09/3/2015

Climat : fournir aux plus pauvres la meilleure technologie


Le 9 mars 2015, Mgr Silvano M. Tomasi, représentant permanent du Saint-Siège aux Nations-Unies à Genève, est intervenu au cours de la 28e session du Conseil des droits de l’homme sur le thème des ‘obligations relatives aux droits de l’homme se rapportant aux moyens de bénéficier d’un environnement sûr, propre, sain et durable’. Il s’agit pour les États de trouver un équilibre entre la protection de l’environnement et d’autres intérêts légitimes de la société. Cet équilibre doit être raisonnable et ne pas entraîner des violations injustifiées des droits humains.

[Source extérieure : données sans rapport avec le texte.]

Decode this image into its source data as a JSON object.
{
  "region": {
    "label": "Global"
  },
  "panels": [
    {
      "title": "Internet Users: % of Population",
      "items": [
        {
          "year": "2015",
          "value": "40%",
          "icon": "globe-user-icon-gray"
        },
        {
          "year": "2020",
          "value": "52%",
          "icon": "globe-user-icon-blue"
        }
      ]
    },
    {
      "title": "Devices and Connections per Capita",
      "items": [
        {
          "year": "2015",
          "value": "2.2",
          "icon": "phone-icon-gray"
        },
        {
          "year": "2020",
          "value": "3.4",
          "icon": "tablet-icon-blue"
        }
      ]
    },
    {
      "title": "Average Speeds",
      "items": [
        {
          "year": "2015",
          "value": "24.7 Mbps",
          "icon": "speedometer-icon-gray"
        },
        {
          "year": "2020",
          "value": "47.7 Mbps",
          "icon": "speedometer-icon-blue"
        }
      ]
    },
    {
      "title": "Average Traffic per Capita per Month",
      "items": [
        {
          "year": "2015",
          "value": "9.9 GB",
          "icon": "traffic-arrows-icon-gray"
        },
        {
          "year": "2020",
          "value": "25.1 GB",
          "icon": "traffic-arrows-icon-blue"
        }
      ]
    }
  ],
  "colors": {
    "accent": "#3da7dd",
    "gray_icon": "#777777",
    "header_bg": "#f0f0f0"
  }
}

Intervention de Mgr Tomasi au Conseil des droits de l’homme

 

 

« Aider les personnes pauvres et vulnérables » qui souffrent des conséquences du changement climatique est « une question de justice », affirme le Saint-Siège qui préconise de « mettre à leur disposition le meilleur de la technologie » pour atténuer les effets négatifs.

 

Mgr Silvano M. Tomasi, représentant permanent du Saint-Siège aux Nations-Unies à Genève, est intervenu au cours de la 28e session du Conseil des droits de l’homme (2-27 mars 2015), sur le thème des « obligations relatives aux droits de l’homme se rapportant aux moyens de bénéficier d’un environnement sûr, propre, sain et durable », ce 9 mars.

 

« La jouissance d’un environnement durable est une question de justice, de respect et d’équité », a-t-il déclaré en faisant observer que la dégradation de l’environnement pouvait « porter atteinte » à « un large éventail de droits de l’homme ».

 

C’est une question de justice d’aider les plus pauvres

 

Pour le Saint-Siège, la protection de l’environnement doit aujourd’hui être abordée du point de vue de trois déclinaisons de la justice : la justice « contributive » où « tous doivent contribuer en fonction de leurs possibilités financières et technologiques » ; la justice « distributive », afin de « fournir à chaque pays le savoir-faire et la possibilité de développer, de produire des biens et de fournir des services » ; enfin, la justice « réparatrice » qui implique « que ceux qui ont davantage bénéficié de l’utilisation des ressources naturelles, et qui ont davantage endommagé l’environnement, ont une obligation particulière de travailler à sa restauration ».

 

C’est en effet « une question de justice d’aider les personnes pauvres et vulnérables qui souffrent de causes qui pour la plupart ne sont pas de leur fait et qui sont au-delà de leur contrôle » : « Une étape concrète consisterait à mettre à leur disposition le meilleur de la technologie d’adaptation et d’atténuation » du changement climatique, a estimé Mgr Tomasi.

 

Alors que « tous les regards sont tournés vers la 21e Conférence des parties à la Convention cadre des Nations unies sur les changements climatiques (COP21), qui aura lieu à Paris en décembre 2015 », le Saint-Siège souhaite que cet événement aboutisse à « une entente sur un régime international post-2020, où toutes les nations du monde, y compris les plus gros émetteurs de gaz à effet de serre, s’engagent dans un accord universel sur le climat » : « là, les pauvres et les riches seront gagnants », a-t-il insisté.

 

« La responsabilité de protéger l’environnement, dans les pays développés ou les pays en développement, repose sur les épaules de tous », a ajouté Mgr Tomasi qui préconise de « tenir compte des bonnes pratiques » en la matière, sans tourner le dos au « travail urgent qui reste à faire », en pensant « aux générations futures ».

 

Droits de l’homme et environnement

 

Les États sont appelés à « prendre en considération les droits humains lors de l’élaboration de leurs politiques environnementales », a poursuivi Mgr Tomasi : ils doivent, « dans toutes les actions liées au changement climatique, respecter pleinement les droits de l’homme ».

 

L’archevêque a également souligné « l’obligation d’adopter des cadres juridiques et institutionnels qui protègent contre les atteintes à l’environnement… y compris les dommages causés par des acteurs privés ».

 

Il s’agit pour les États de « trouver un équilibre entre la protection de l’environnement et d’autres intérêts légitimes de la société ». Cet équilibre « doit être raisonnable et ne pas entraîner des violations injustifiées des droits humains ».

 

Le Saint-Siège encourage en ce sens la préparation de « rapports de durabilité », qui « décrivent les impacts économiques, environnementaux et sociaux des activités quotidiennes des entreprises », afin d’en « mesurer l’impact » sur les droits de l’homme et l’environnement.